Nyeri tekan menyebar ke bagian periumbilikal
Nyeri mata, fotofobia
Tanda : Nyeri tekan abdomen / distensi.
h. Keamanan
Gejala : Riwayat lupus eritematosis, anemia hemolitik, vaskuiltis
Peningkatan suhu 39,6-40oC
Penglihatan kabur
Tanda : Lesi kulit mungkin ada, misal aritemia nodusum (meningkat,
nyeri tekan, kemerahan dan membengkak) pada tangan, muka,
pioderma gangienosa (lesi tekan pukulan / lepuh dengan batas
keunguan) pada paha, kaki dan mata kaki.
Aukilesa spondilitis.
i. Seksualitas
Gejala : Frekuensi menurun / menghindari akfititas seksual
j. Interaksi sosial
Gejala : Masalah hubungan / peran sehubungan dengan kondisi
ketidakmampuan aktif dalam sosial.
4. Pemeriksaan penunjang
a. Pemeriksaan feses
Darah samar mungkin positif (erosi mukosa), steatorea dan garam empedu
dapat ditemukan.
b. Foto
Menekan barium dapat menunjukkan penyempitan lumen pada ileum
terminal, kekakuan dinding usus, mukosa mudah terangsang / lukus.

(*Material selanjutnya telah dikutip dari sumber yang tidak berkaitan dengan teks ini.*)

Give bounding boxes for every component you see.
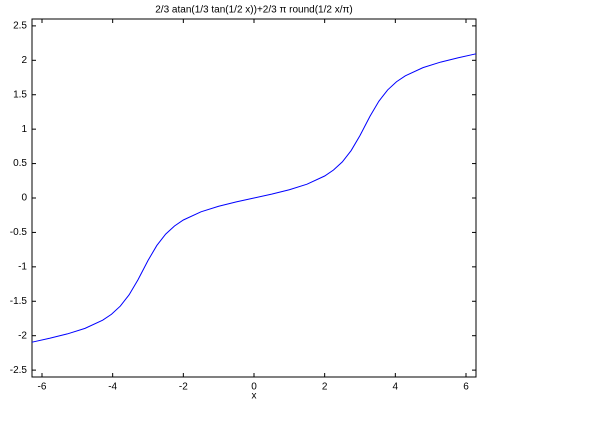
y-tick-label: -2.5 — [10, 365, 28, 376]
x-tick-label: -2 — [179, 382, 188, 393]
y-tick-label: 2.5 — [13, 21, 27, 32]
y-tick-label: 1 — [21, 124, 27, 135]
y-tick-label: 0.5 — [13, 158, 27, 169]
line-series — [31, 53, 477, 343]
y-tick-label: 1.5 — [13, 89, 27, 100]
y-tick-label: -2 — [18, 330, 27, 341]
x-tick-label: -6 — [38, 382, 47, 393]
x-tick-label: -4 — [108, 382, 117, 393]
y-tick-label: -1.5 — [10, 296, 28, 307]
y-tick-label: 2 — [21, 55, 27, 66]
y-tick-label: -0.5 — [10, 227, 28, 238]
x-axis-label: x — [252, 391, 257, 402]
x-tick-label: 4 — [393, 382, 399, 393]
x-tick-label: 6 — [463, 382, 469, 393]
chart-title: 2/3 atan(1/3 tan(1/2 x))+2/3 π round(1/2… — [155, 5, 353, 16]
y-tick-label: -1 — [18, 261, 27, 272]
x-tick-label: 2 — [322, 382, 328, 393]
x-tick-label: 0 — [251, 382, 257, 393]
y-tick-label: 0 — [21, 193, 27, 204]
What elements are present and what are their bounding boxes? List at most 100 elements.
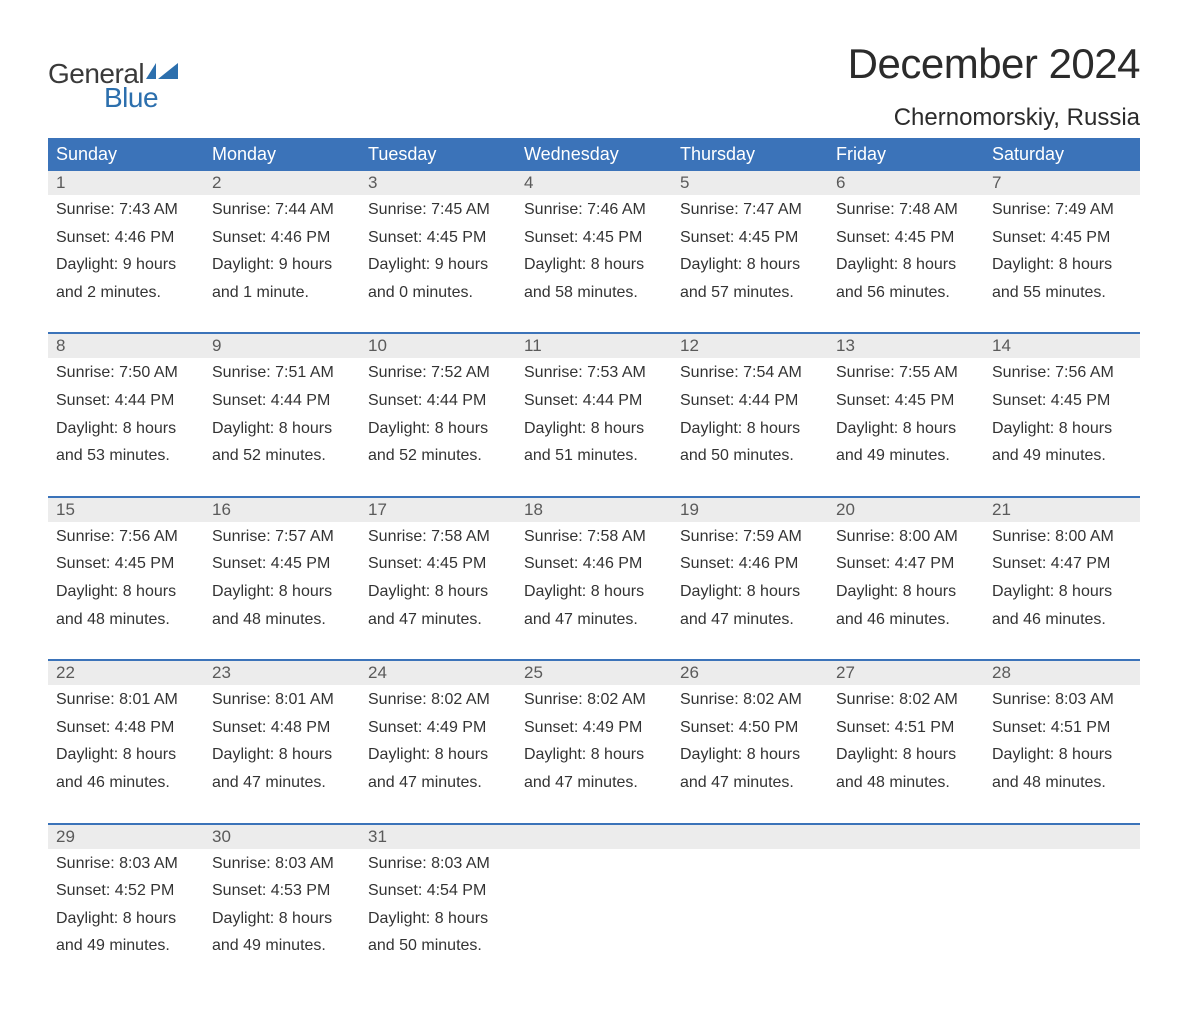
sunset-cell: Sunset: 4:51 PM — [984, 713, 1140, 741]
sunrise-cell — [984, 849, 1140, 877]
day-data-row: and 2 minutes.and 1 minute.and 0 minutes… — [48, 278, 1140, 306]
d1-cell: Daylight: 8 hours — [828, 414, 984, 442]
day-number-cell — [516, 824, 672, 849]
day-number-cell: 15 — [48, 497, 204, 522]
sunrise-cell: Sunrise: 8:01 AM — [204, 685, 360, 713]
sunset-cell: Sunset: 4:53 PM — [204, 876, 360, 904]
sunset-cell: Sunset: 4:48 PM — [204, 713, 360, 741]
sunrise-cell — [516, 849, 672, 877]
sunrise-cell: Sunrise: 8:00 AM — [984, 522, 1140, 550]
month-title: December 2024 — [848, 40, 1140, 88]
day-data-row: and 49 minutes.and 49 minutes.and 50 min… — [48, 931, 1140, 959]
sunset-cell: Sunset: 4:45 PM — [360, 549, 516, 577]
sunset-cell: Sunset: 4:45 PM — [672, 223, 828, 251]
day-number-cell: 14 — [984, 333, 1140, 358]
d2-cell: and 46 minutes. — [984, 605, 1140, 633]
d2-cell: and 49 minutes. — [828, 441, 984, 469]
day-number-cell: 21 — [984, 497, 1140, 522]
d1-cell: Daylight: 8 hours — [204, 577, 360, 605]
d1-cell — [984, 904, 1140, 932]
sunset-cell — [516, 876, 672, 904]
sunset-cell: Sunset: 4:54 PM — [360, 876, 516, 904]
d2-cell: and 46 minutes. — [828, 605, 984, 633]
sunset-cell: Sunset: 4:45 PM — [204, 549, 360, 577]
d1-cell: Daylight: 8 hours — [984, 250, 1140, 278]
day-number-row: 15161718192021 — [48, 497, 1140, 522]
day-data-row: Daylight: 8 hoursDaylight: 8 hoursDaylig… — [48, 740, 1140, 768]
logo-text-blue: Blue — [104, 82, 158, 114]
sunset-cell: Sunset: 4:47 PM — [984, 549, 1140, 577]
sunrise-cell: Sunrise: 8:02 AM — [516, 685, 672, 713]
d2-cell: and 50 minutes. — [672, 441, 828, 469]
sunrise-cell: Sunrise: 7:53 AM — [516, 358, 672, 386]
d1-cell: Daylight: 8 hours — [516, 414, 672, 442]
day-number-cell: 24 — [360, 660, 516, 685]
sunset-cell: Sunset: 4:46 PM — [204, 223, 360, 251]
d2-cell: and 49 minutes. — [204, 931, 360, 959]
d2-cell: and 52 minutes. — [360, 441, 516, 469]
day-number-cell: 22 — [48, 660, 204, 685]
sunrise-cell: Sunrise: 7:47 AM — [672, 195, 828, 223]
day-number-cell: 28 — [984, 660, 1140, 685]
sunrise-cell: Sunrise: 8:01 AM — [48, 685, 204, 713]
d2-cell: and 47 minutes. — [204, 768, 360, 796]
sunset-cell: Sunset: 4:45 PM — [516, 223, 672, 251]
sunset-cell: Sunset: 4:48 PM — [48, 713, 204, 741]
week-separator — [48, 469, 1140, 497]
day-data-row: Daylight: 9 hoursDaylight: 9 hoursDaylig… — [48, 250, 1140, 278]
d1-cell: Daylight: 8 hours — [828, 740, 984, 768]
sunset-cell: Sunset: 4:45 PM — [828, 386, 984, 414]
d2-cell: and 57 minutes. — [672, 278, 828, 306]
week-separator — [48, 632, 1140, 660]
d2-cell: and 48 minutes. — [828, 768, 984, 796]
day-number-cell: 8 — [48, 333, 204, 358]
sunrise-cell: Sunrise: 7:46 AM — [516, 195, 672, 223]
d1-cell: Daylight: 8 hours — [204, 904, 360, 932]
d2-cell — [516, 931, 672, 959]
d1-cell: Daylight: 8 hours — [516, 250, 672, 278]
day-number-cell: 1 — [48, 171, 204, 195]
sunrise-cell: Sunrise: 7:57 AM — [204, 522, 360, 550]
day-data-row: Sunset: 4:44 PMSunset: 4:44 PM Sunset: 4:… — [48, 386, 1140, 414]
day-number-cell: 5 — [672, 171, 828, 195]
d2-cell: and 51 minutes. — [516, 441, 672, 469]
sunrise-cell: Sunrise: 8:03 AM — [984, 685, 1140, 713]
sunrise-cell — [672, 849, 828, 877]
calendar-header-row: Sunday Monday Tuesday Wednesday Thursday… — [48, 138, 1140, 171]
day-number-cell: 25 — [516, 660, 672, 685]
d1-cell: Daylight: 9 hours — [204, 250, 360, 278]
day-number-row: 1234567 — [48, 171, 1140, 195]
sunrise-cell: Sunrise: 7:59 AM — [672, 522, 828, 550]
calendar-table: Sunday Monday Tuesday Wednesday Thursday… — [48, 138, 1140, 959]
col-monday: Monday — [204, 138, 360, 171]
d2-cell: and 55 minutes. — [984, 278, 1140, 306]
sunrise-calendar-page: General Blue December 2024 Chernomorskiy… — [0, 0, 1188, 1019]
d2-cell: and 56 minutes. — [828, 278, 984, 306]
sunset-cell: Sunset: 4:45 PM — [828, 223, 984, 251]
day-data-row: Daylight: 8 hoursDaylight: 8 hoursDaylig… — [48, 577, 1140, 605]
d1-cell: Daylight: 8 hours — [360, 740, 516, 768]
day-number-cell: 23 — [204, 660, 360, 685]
sunset-cell: Sunset: 4:46 PM — [672, 549, 828, 577]
d1-cell: Daylight: 8 hours — [672, 577, 828, 605]
day-data-row: Sunset: 4:45 PMSunset: 4:45 PMSunset: 4:… — [48, 549, 1140, 577]
d1-cell: Daylight: 8 hours — [48, 414, 204, 442]
d2-cell: and 49 minutes. — [984, 441, 1140, 469]
sunset-cell: Sunset: 4:44 PM — [204, 386, 360, 414]
d1-cell: Daylight: 8 hours — [984, 740, 1140, 768]
sunset-cell: Sunset: 4:45 PM — [48, 549, 204, 577]
sunrise-cell: Sunrise: 8:03 AM — [360, 849, 516, 877]
d2-cell: and 47 minutes. — [672, 768, 828, 796]
d2-cell: and 48 minutes. — [204, 605, 360, 633]
day-number-cell: 19 — [672, 497, 828, 522]
day-number-row: 293031 — [48, 824, 1140, 849]
day-number-cell: 18 — [516, 497, 672, 522]
sunrise-cell: Sunrise: 8:02 AM — [360, 685, 516, 713]
sunrise-cell: Sunrise: 8:00 AM — [828, 522, 984, 550]
sunset-cell: Sunset: 4:46 PM — [516, 549, 672, 577]
sunrise-cell: Sunrise: 7:58 AM — [516, 522, 672, 550]
location-label: Chernomorskiy, Russia — [848, 104, 1140, 132]
sunset-cell: Sunset: 4:52 PM — [48, 876, 204, 904]
sunset-cell: Sunset: 4:44 PM — [360, 386, 516, 414]
d1-cell — [828, 904, 984, 932]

c. Pemeriksaan sigmoideskopi
Dapat menunjukkan edema hiperemik mukosa kolon, celah transversal /
lukus longitudinal.
d. Darah lengkap
Anemia (hipokromik, kadang-kadang makrositik) dapat terjadi karena
malnutrisi / malabsorbsi / tekanan fungsi sumsum tulang (proses inflamasi
usus), peningkatan sel darah putih.
e. Kolonoskopi
Mengidentifikasi adanya perubahan lumen dinding (menyempit/tidak
teratur), menunjukkan obstruksi usus.
(Sumber)
B. Pathway
C. Diagnosa Keperawatan
1. Perubahan nutrisi kurang dari kebutuhan berhubungan dengan intake yang
tidak adekuat.
2. Defisit volume cairan berhubungan dengan output yang berlebihan.
3. Gangguan rasa nyaman, nyeri berhubungan dengan nyeri tekan (peradangan
pada usus).
4. Gangguan eliminasi BAB : diare / kaonstipasi berhubungan dengan perubahan
peristaltik usus.
5. Peningkatan suhu tubuh berhubungan dengan output yang berlebihan.
6. Intoleransi aktifitas berhubungan dengan kelemahan fisik.